The Nebula winners were announced an hour or so ago:

Best Novel: Uprooted, by Naomi Novik

Best Novella: Binti, by Nnedi Okorafor

Best Novelette: "Our Lady of the Open Road", by Sarah Pinsker

Best Short Story: "Hungry Daughters of Starving Mothers", Alyssa Wong

Ray Bradbury Award for Outstanding Dramatic Presentation: Mad Max: Fury Road

Andre Norton Award for Young Adult Science Fiction and Fantasy: Updraft, by Fran Wilde

Alyssa Wong, at 24, is the first Nebula winner born in the 1990s, and the second youngest winner ever (beaten only by Ted Chiang, who got his first Nebula award a few months before she was born). All of this year's other winners for written fiction were born in the 1970s. This is the first time that no Nebula has been awarded to anyone born before me (1967).
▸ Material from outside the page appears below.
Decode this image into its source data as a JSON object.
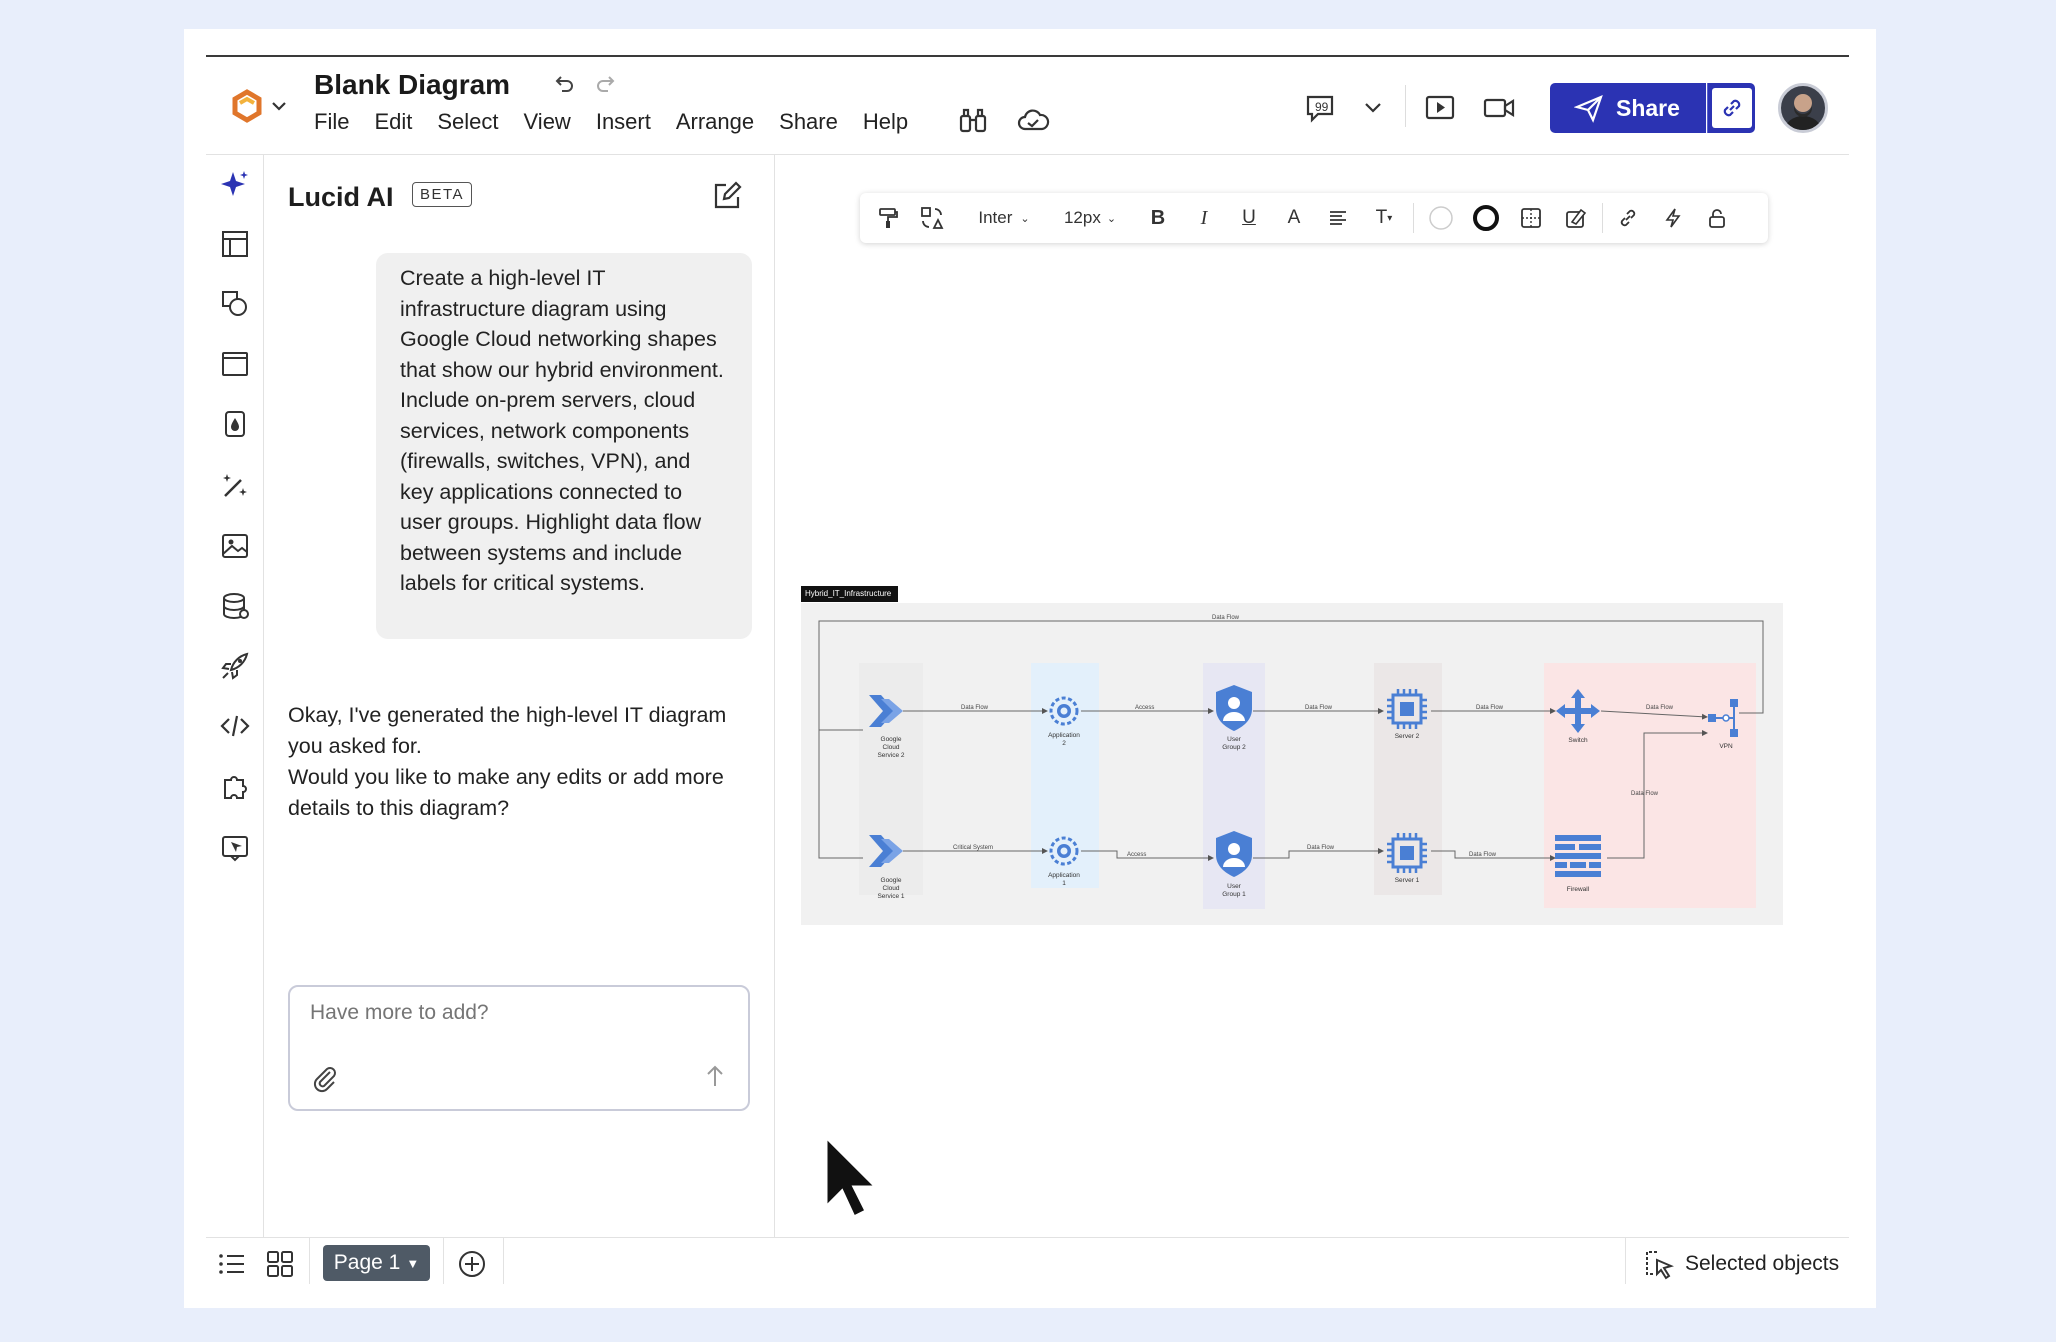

For comparison, the first Nebula winner born in the 1980s was Rachel Swirsky (2010 Best Novella for "The Lady Who Plucked Red Flowers Beneath the Queen’s Window", awarded 2011 when she was 29) and the first born in the 1970s were Paolo Bacigalupi and Eugie Foster (awarded 2008 Best Novel and 2008 Best Novelette respectively in 2009; he was 36 and she was 37). As noted above, Ted Chiang was the first Nebula winner born in the 1960s. Lisa Tuttle was the first child of the 1950s to be awarded a Nebula (for 1982 Best Short Story), but she declined. Samuel Delany was only a little older than Alyssa Wong is now when he won the 1966 Nebula for Best Novel in 1967.
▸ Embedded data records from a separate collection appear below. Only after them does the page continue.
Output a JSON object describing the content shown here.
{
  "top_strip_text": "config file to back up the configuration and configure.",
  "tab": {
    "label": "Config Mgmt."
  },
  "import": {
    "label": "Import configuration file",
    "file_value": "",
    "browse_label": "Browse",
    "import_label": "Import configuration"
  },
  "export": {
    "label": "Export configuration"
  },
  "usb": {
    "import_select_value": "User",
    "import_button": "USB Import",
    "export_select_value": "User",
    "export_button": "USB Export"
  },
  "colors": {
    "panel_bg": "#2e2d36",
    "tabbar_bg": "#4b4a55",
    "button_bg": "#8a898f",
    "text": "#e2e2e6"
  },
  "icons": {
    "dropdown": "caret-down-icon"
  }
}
What about the written fiction categories in the Hugos? The only winner so far born in the 1980s was Thomas Olde Heuvelt, who won last year aged 32. Elizabeth Bear was the first Hugo winner born in the 1970s, winning in 2008 when she was 36. Greg Egan was the first Hugo winner born in the 1960s, winning in 1999 two weeks after his 38th birthday. The children of the 1950s started a bit earlier, three of them winning in 1984 (David Brin, Greg Bear and Timothy Zahn). The first Hugo winner born in the 1940s was again Samuel Delany, but he had to wait until 1970 for it.

I wrote some years ago that I believe a disproportionate number of Hugo and Nebula awards have been won by authors born in the 1942-51 period (see here, here and here). I still think that is the case, but the youngest of those authors will turn 65 this year. The new generation is taking over.